Break the Algorithmic Chains with Dr R’s Summer Suggestions!
- Read one poem for each week of the holidays. The Poetry Foundation is a good place to start for poems of all kinds. Instead of doom scrolling pandemic news, why not read a poem for each week (or day!) of the summer break?
- Instead of 50 hours of one series on Netflix, why not 25 great films from every time and place over the last century? Start with two black and white films (and at least one from the silent era). German Expressionism is a good era to explore. Try The Cabinet of Dr Caligari, Nosferatu, or Metropolis to witness the birth of horror and sci-fi cinema. If you are interested in comedy, try something from Charlie Chaplin or Buster Keaton (perhaps The General???) or Jacques Tati. Many old films are in HD on Youtube for free.
- Watch at least one film in an Asian language. There is an archive of Korean film for free on Youtube and many newer Korean films on Netflix. If Japanese cinema intrigues you, try Akira Kurosawa. Star Wars is based directly on Kurosawa’s The Hidden Fortress, but his greatest film is arguably The Seven Samurai. Kurosawa also directed a stunning Japanese adaptation of Macbeth called Throne of Blood. Add something in an African language and a film from South America to your playlist.
- Watch at least one film in a European language. Instead of Amelie, consider something from the French New Wave (perhaps a film directed by Agnes Varda, Jean-Luc Godard, or François Truffaut).
- Watch an Australian film featuring elements of Indigenous culture. There are some excellent choices on Netflix and Stan, perhaps Ten Canoes or Samson and Delilah?
- Read a Shakespeare sonnet. Or read more than one!
- Read two books of The Bible: one from the Old Testament (Genesis or Jonah perhaps), one of the Four Gospels (Mark or John perhaps), plus some Psalms.

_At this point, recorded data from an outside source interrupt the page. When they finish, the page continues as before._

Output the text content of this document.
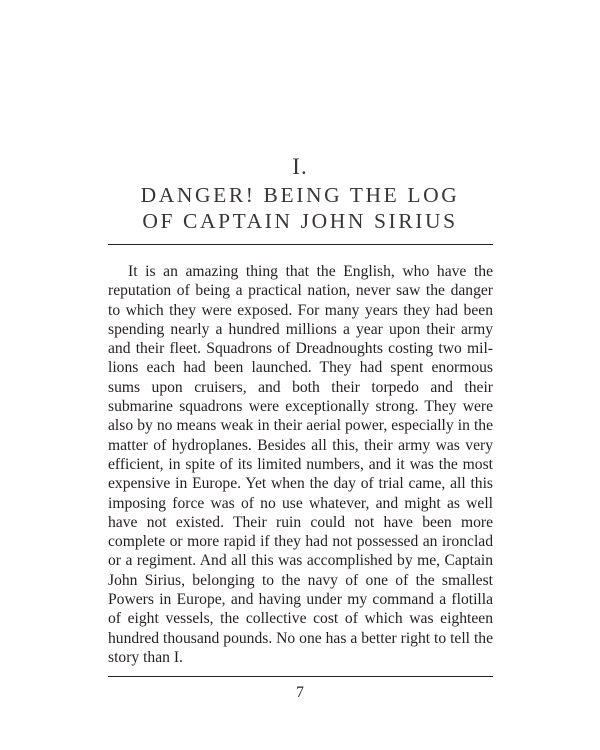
I.
DANGER! BEING THE LOG
OF CAPTAIN JOHN SIRIUS

It is an amazing thing that the English, who have the reputation of being a practical nation, never saw the danger to which they were exposed. For many years they had been spending nearly a hundred millions a year upon their army and their fleet. Squadrons of Dreadnoughts costing two millions each had been launched. They had spent enormous sums upon cruisers, and both their torpedo and their submarine squadrons were exceptionally strong. They were also by no means weak in their aerial power, especially in the matter of hydroplanes. Besides all this, their army was very efficient, in spite of its limited numbers, and it was the most expensive in Europe. Yet when the day of trial came, all this imposing force was of no use whatever, and might as well have not existed. Their ruin could not have been more complete or more rapid if they had not possessed an ironclad or a regiment. And all this was accomplished by me, Captain John Sirius, belonging to the navy of one of the smallest Powers in Europe, and having under my command a flotilla of eight vessels, the collective cost of which was eighteen hundred thousand pounds. No one has a better right to tell the story than I.

7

Try reading these in the Authorised Version (King James’ Bible) translation of 1611. This version influenced the modern English language even more than Shakespeare.
- Read an extract from a sacred text of a non-Christian religion. Perhaps the Bhagavad-Gita or key passages from The Quran?

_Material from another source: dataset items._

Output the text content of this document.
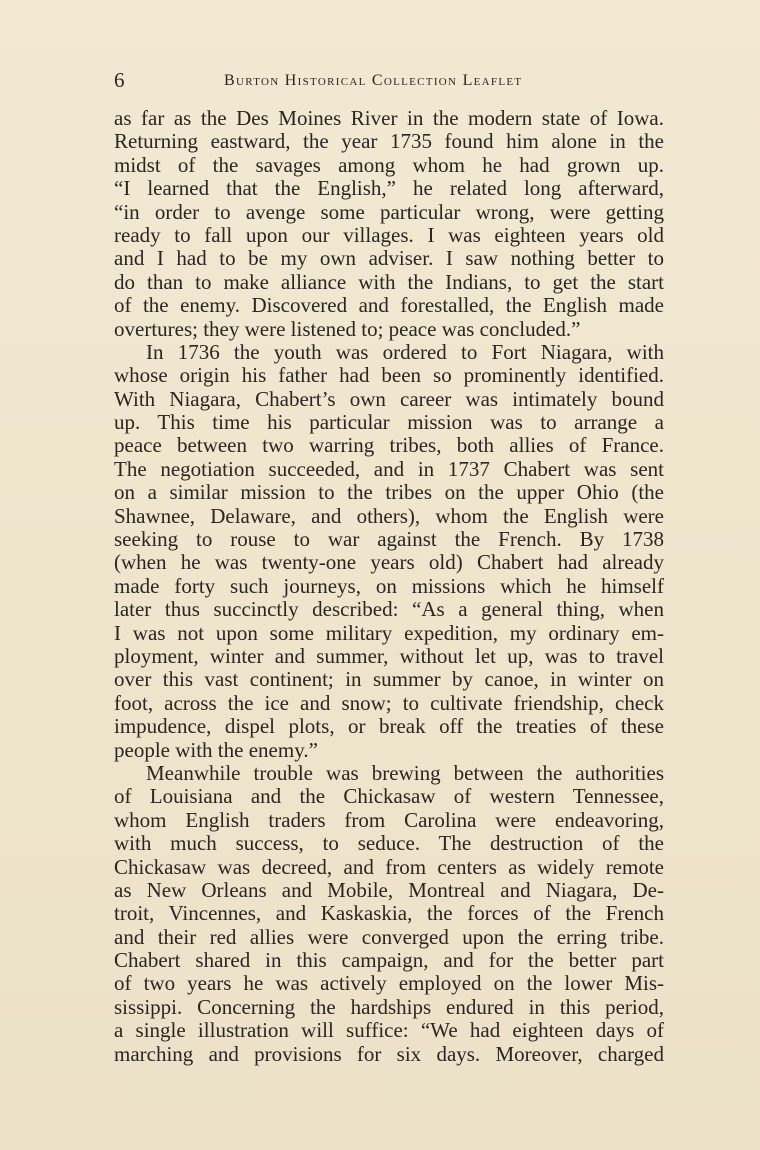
6	Burton Historical Collection Leaflet
as far as the Des Moines River in the modern state of Iowa.
Returning eastward, the year 1735 found him alone in the
midst of the savages among whom he had grown up.
“I learned that the English,” he related long afterward,
“in order to avenge some particular wrong, were getting
ready to fall upon our villages. I was eighteen years old
and I had to be my own adviser. I saw nothing better to
do than to make alliance with the Indians, to get the start
of the enemy. Discovered and forestalled, the English made
overtures; they were listened to; peace was concluded.”
In 1736 the youth was ordered to Fort Niagara, with
whose origin his father had been so prominently identified.
With Niagara, Chabert’s own career was intimately bound
up. This time his particular mission was to arrange a
peace between two warring tribes, both allies of France.
The negotiation succeeded, and in 1737 Chabert was sent
on a similar mission to the tribes on the upper Ohio (the
Shawnee, Delaware, and others), whom the English were
seeking to rouse to war against the French. By 1738
(when he was twenty-one years old) Chabert had already
made forty such journeys, on missions which he himself
later thus succinctly described: “As a general thing, when
I was not upon some military expedition, my ordinary em-
ployment, winter and summer, without let up, was to travel
over this vast continent; in summer by canoe, in winter on
foot, across the ice and snow; to cultivate friendship, check
impudence, dispel plots, or break off the treaties of these
people with the enemy.”
Meanwhile trouble was brewing between the authorities
of Louisiana and the Chickasaw of western Tennessee,
whom English traders from Carolina were endeavoring,
with much success, to seduce. The destruction of the
Chickasaw was decreed, and from centers as widely remote
as New Orleans and Mobile, Montreal and Niagara, De-
troit, Vincennes, and Kaskaskia, the forces of the French
and their red allies were converged upon the erring tribe.
Chabert shared in this campaign, and for the better part
of two years he was actively employed on the lower Mis-
sissippi. Concerning the hardships endured in this period,
a single illustration will suffice: “We had eighteen days of
marching and provisions for six days. Moreover, charged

- Read some Greek and Roman myths. Robert Graves’ collection from 1955 is wondrous, but — if you want to go all out — why not read Emily Wilson’s recent translation of The Odyssey? This is the first published English translation of The Odyssey by a woman and offers powerful new insights into the classic tale.
- Read one of the Norse (Viking) sagas. Perhaps “The Saga of Erik the Red” from The Vinland Sagas?
- Listen to some jazz, perhaps some Duke Ellington? And listen to Miles Davis’ Kind of Blue.
- Visit an art gallery with your friends.
- Seek out the sublime in nature.
- Ignore this list and make your own, if you prefer.